Trump’s Immigration Plan Is Straight Out Of ‘The Art Of The Deal’

Rick Loomis-Pool/Getty Images

Alex Pfeiffer White House Correspondent
Font Size:

President Donald Trump’s immigration priorities released Sunday clearly take a page out of his bestselling book, “The Art Of The Deal.”

“My style of deal-making is quite simple and straightforward,” Trump wrote in his 1987 bestseller. “I aim very high, and then I just keep pushing and pushing and pushing to get what I’m after. Sometimes I settle for less than I sought, but in most cases I still end up with what I want.”

The White House’s list of immigration priorities to Congressional leaders Sunday aims quite high. “It’s not quite the ‘In Trump We Trust’ Trump, but at least it’s not ‘Marco Rubio Trump,'” conservative author Ann Coulter told The Daily Caller Monday.

The 70-point immigration plan includes a border wall funding request, the hiring of 10,000 additional Immigration and Customs Enforcement officers, eliminating loopholes to make it simpler to deport unaccompanied illegal immigrant minors and implementing a merit-based immigration system that would likely halve legal immigration.

“It’s not what I want and it’s not as tough as what Trump campaigned on — and won on — but every single one of these proposals is 70-80 percent popular with Americans,” Coulter said. A September poll found that just 12 percent of Americans are against the government limiting legal immigration, while 57 percent would support such an initiative.

Administration Immigration Principles by Alex Pfeiffer on Scribd

A cover letter sent to Senate Minority Leader Chuck Schumer stated, “These findings outline reforms that must be included as part of any legislation addressing the status of Deferred Action for Childhood Arrivals (DACA) recipients.”

Trump announced in September that he will phase out the DACA amnesty that protects roughly 800,000 illegal immigrants from deportation and has called on Congress to “legalize” the program. The White House has claimed it doesn’t support granting citizenship, yet giving legal status likely means eventual citizenship.

“We told the President at our meeting that we were open to reasonable border security measures alongside the DREAM Act, but this list goes so far beyond what is reasonable,” House Minority Leader Nancy Pelosi and Schumer responded in a statement Sunday night. “This proposal fails to represent any attempt at compromise.”

Democratic Illinois Rep. Luis Gutierrez went a step further and told The Washington Post, “It’s an extension of the white supremacist agenda — what they want to do is criminalize and delegitimize Latinos.”

The president will likely need some Democrat votes in the Senate in order to pass immigration reform, and the Center for Immigration Studies’ Mark Krikorian laid out in the National Review how Trump’s negotiation strategy will work against Democrats.

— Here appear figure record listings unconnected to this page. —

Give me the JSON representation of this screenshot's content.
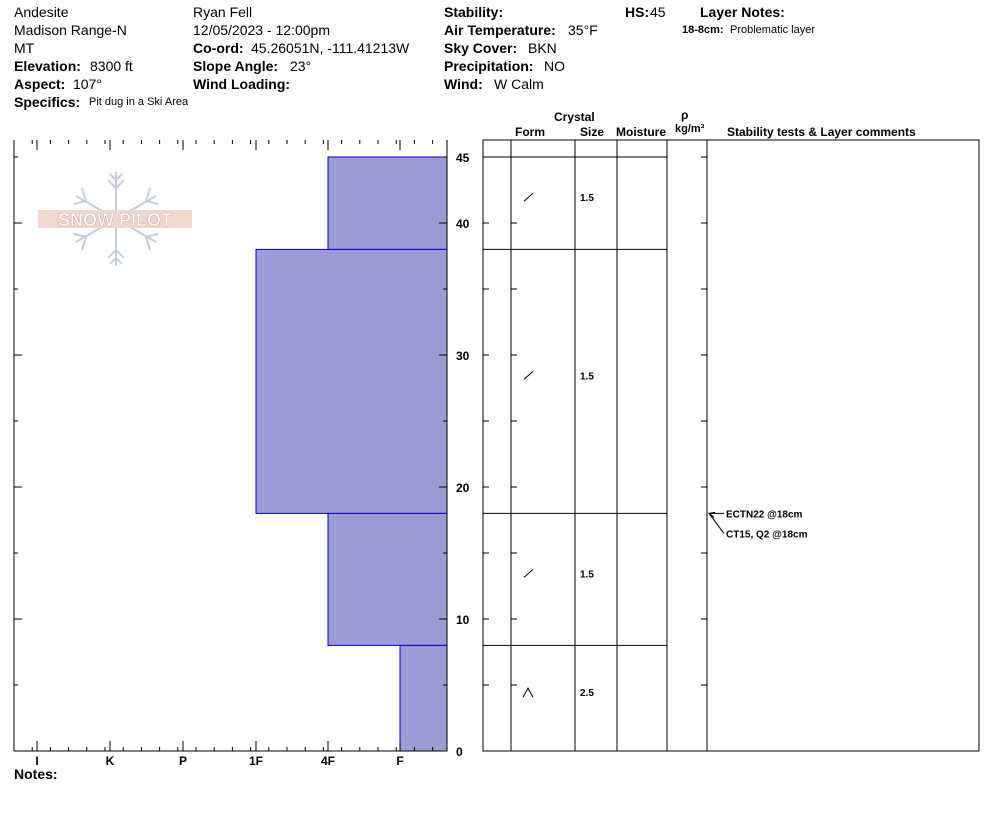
{
  "header": {
    "location": "Andesite",
    "range": "Madison Range-N",
    "state": "MT",
    "elevation_label": "Elevation:",
    "elevation_value": "8300 ft",
    "aspect_label": "Aspect:",
    "aspect_value": "107°",
    "specifics_label": "Specifics:",
    "specifics_value": "Pit dug in a Ski Area",
    "observer": "Ryan Fell",
    "datetime": "12/05/2023 - 12:00pm",
    "coord_label": "Co-ord:",
    "coord_value": "45.26051N, -111.41213W",
    "slope_label": "Slope Angle:",
    "slope_value": "23°",
    "wind_loading_label": "Wind Loading:",
    "stability_label": "Stability:",
    "air_temp_label": "Air Temperature:",
    "air_temp_value": "35°F",
    "sky_label": "Sky Cover:",
    "sky_value": "BKN",
    "precip_label": "Precipitation:",
    "precip_value": "NO",
    "wind_label": "Wind:",
    "wind_value": "W Calm",
    "hs_label": "HS:",
    "hs_value": "45",
    "layer_notes_label": "Layer Notes:",
    "layer_note_depth": "18-8cm:",
    "layer_note_text": "Problematic layer"
  },
  "logo": {
    "text": "SNOW PILOT"
  },
  "notes_label": "Notes:",
  "columns": {
    "crystal": "Crystal",
    "form": "Form",
    "size": "Size",
    "moisture": "Moisture",
    "rho": "ρ",
    "density_unit": "kg/m³",
    "comments": "Stability tests & Layer comments"
  },
  "chart_data": {
    "type": "bar",
    "subtype": "snow-profile-hardness",
    "x_categories": [
      "I",
      "K",
      "P",
      "1F",
      "4F",
      "F"
    ],
    "x_order_note": "hardness scale, softer to the right",
    "y_label": "",
    "ylim": [
      0,
      45
    ],
    "y_ticks": [
      0,
      10,
      20,
      30,
      40,
      45
    ],
    "layers": [
      {
        "bottom": 38,
        "top": 45,
        "hardness": "4F",
        "form": "/",
        "size": "1.5"
      },
      {
        "bottom": 18,
        "top": 38,
        "hardness": "1F",
        "form": "/",
        "size": "1.5"
      },
      {
        "bottom": 8,
        "top": 18,
        "hardness": "4F",
        "form": "/",
        "size": "1.5"
      },
      {
        "bottom": 0,
        "top": 8,
        "hardness": "F",
        "form": "^",
        "size": "2.5"
      }
    ],
    "stability_tests": [
      {
        "text": "ECTN22 @18cm",
        "depth": 18
      },
      {
        "text": "CT15, Q2 @18cm",
        "depth": 18
      }
    ],
    "colors": {
      "fill": "#9b9bd6",
      "stroke": "#0000cc",
      "grid": "#000000"
    }
  }
}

“First of all, this list, even if just theoretical, is better than anything ¡Jeb! or Rubio or even Cruz would have come up with. And if you’re going to negotiate, you don’t start by offering a proposal that’s preemptively watered down,” Krikorian wrote.

He went on to write: “The Democrats have, of course, denounced the White House ‘anti-immigrant wishlist’ as dead on arrival…Since the Republican leadership is eager to surrender on DACA, and even the White House is probably willing to take something less than the full list they outlined Sunday, that means if there’s no DACA fix passed by March (when DACA work permits start expiring at the rate of a few hundred a day), it will be the Democrats’ intransigence that’s the cause.”